The Australian Airports Association has urged the industry to keep building runways and terminal infrastructure ready for a post-coronavirus rebound.
The rallying cry comes despite the organisation, which represents 340 airports, revealing it expects the crisis to deliver a $500 million hit to revenue this year.
Chief executive Simon Bourke said, “The recovery will be strong, just as we’ve seen in the past, and we want to give our partners confidence that we are ready to support them as they rebuild.”
In a mixed statement released on Tuesday, the association warned that the current shutdown will have a huge effect on taxi drivers and retailers operating out of terminals, just as much as it will hurt airline staff.

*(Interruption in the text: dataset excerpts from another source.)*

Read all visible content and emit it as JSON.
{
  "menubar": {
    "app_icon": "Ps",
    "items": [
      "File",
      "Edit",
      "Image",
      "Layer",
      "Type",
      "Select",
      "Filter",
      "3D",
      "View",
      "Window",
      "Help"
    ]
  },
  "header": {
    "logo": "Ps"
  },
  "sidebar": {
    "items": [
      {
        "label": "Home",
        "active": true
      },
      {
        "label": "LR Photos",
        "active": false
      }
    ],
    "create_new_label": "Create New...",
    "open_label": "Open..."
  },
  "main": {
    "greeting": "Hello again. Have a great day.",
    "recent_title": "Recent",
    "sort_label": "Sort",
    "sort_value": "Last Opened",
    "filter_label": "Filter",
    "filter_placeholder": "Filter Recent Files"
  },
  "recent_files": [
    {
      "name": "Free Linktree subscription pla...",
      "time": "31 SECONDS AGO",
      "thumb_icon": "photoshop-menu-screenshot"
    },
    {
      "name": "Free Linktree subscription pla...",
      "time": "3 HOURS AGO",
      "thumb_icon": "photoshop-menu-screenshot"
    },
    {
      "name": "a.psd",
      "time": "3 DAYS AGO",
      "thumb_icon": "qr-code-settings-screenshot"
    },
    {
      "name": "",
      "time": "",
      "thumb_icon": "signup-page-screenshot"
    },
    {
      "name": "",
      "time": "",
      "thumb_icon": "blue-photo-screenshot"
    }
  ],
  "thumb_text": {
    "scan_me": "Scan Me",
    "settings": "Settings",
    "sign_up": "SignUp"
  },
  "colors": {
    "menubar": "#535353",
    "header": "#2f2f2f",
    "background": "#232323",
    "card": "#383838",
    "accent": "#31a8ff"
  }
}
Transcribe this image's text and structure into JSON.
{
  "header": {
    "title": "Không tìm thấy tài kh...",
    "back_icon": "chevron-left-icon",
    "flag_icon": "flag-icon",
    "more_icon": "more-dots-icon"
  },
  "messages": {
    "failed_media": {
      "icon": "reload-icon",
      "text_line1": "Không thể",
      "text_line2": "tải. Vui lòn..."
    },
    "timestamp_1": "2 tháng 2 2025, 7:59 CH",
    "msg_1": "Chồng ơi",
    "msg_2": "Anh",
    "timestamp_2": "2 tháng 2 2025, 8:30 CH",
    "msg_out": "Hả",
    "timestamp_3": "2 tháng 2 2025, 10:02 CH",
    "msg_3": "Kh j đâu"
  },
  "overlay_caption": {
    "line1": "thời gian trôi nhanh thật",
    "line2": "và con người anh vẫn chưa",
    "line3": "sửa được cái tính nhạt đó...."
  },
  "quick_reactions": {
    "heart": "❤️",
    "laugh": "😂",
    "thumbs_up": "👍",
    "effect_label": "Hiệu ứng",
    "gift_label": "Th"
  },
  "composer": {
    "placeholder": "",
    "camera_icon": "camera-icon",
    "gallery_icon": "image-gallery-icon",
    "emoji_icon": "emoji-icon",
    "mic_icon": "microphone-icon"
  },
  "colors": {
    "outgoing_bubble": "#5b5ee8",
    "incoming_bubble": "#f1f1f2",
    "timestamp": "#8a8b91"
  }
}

Australia’s major airports are dealing with an unprecedented hit to their operations, with aeronautical revenues for the year expected to fall by more than half a billion dollars as a result of #covid-19. Read more: https://t.co/dp4OyX8gpt #airports #aviation
— Australian Airports (@AusAirports) March 17, 2020
Bourke said, “We know that every part of the industry is feeling the impact of this situation and our airports are working with all of the airlines, retailers and businesses that rely on us and the passengers we serve.
“At the same time, airports’ costs change very little. We still need to keep the runways open and the lights on in the terminals. We still need to keep our airports safe and secure as we welcome the passengers that continue to fly.”
However, he urged the industry to prepare for a strong rebound when lockdown measures and advice ends.
“In order for airline businesses to recover when these challenges pass, airports must keep building the runways and terminal infrastructure we know they will need when then industry rebounds,” Bourke said.
“The recovery will be strong, just as we’ve seen in the past, and we want to give our partners confidence that we are ready to support them as they rebuild.”
The association said the total hit to airports would amount to half a billion dollars.
It revealed that for international passenger numbers in February: Sydney Airport’s traffic was down 16.8 per cent compared with the prior year; Melbourne Airport saw a 17 per cent fall, with 150,000 fewer flying; while Brisbane Airport experienced a 7.7 per cent decrease, with 34,000 fewer flying.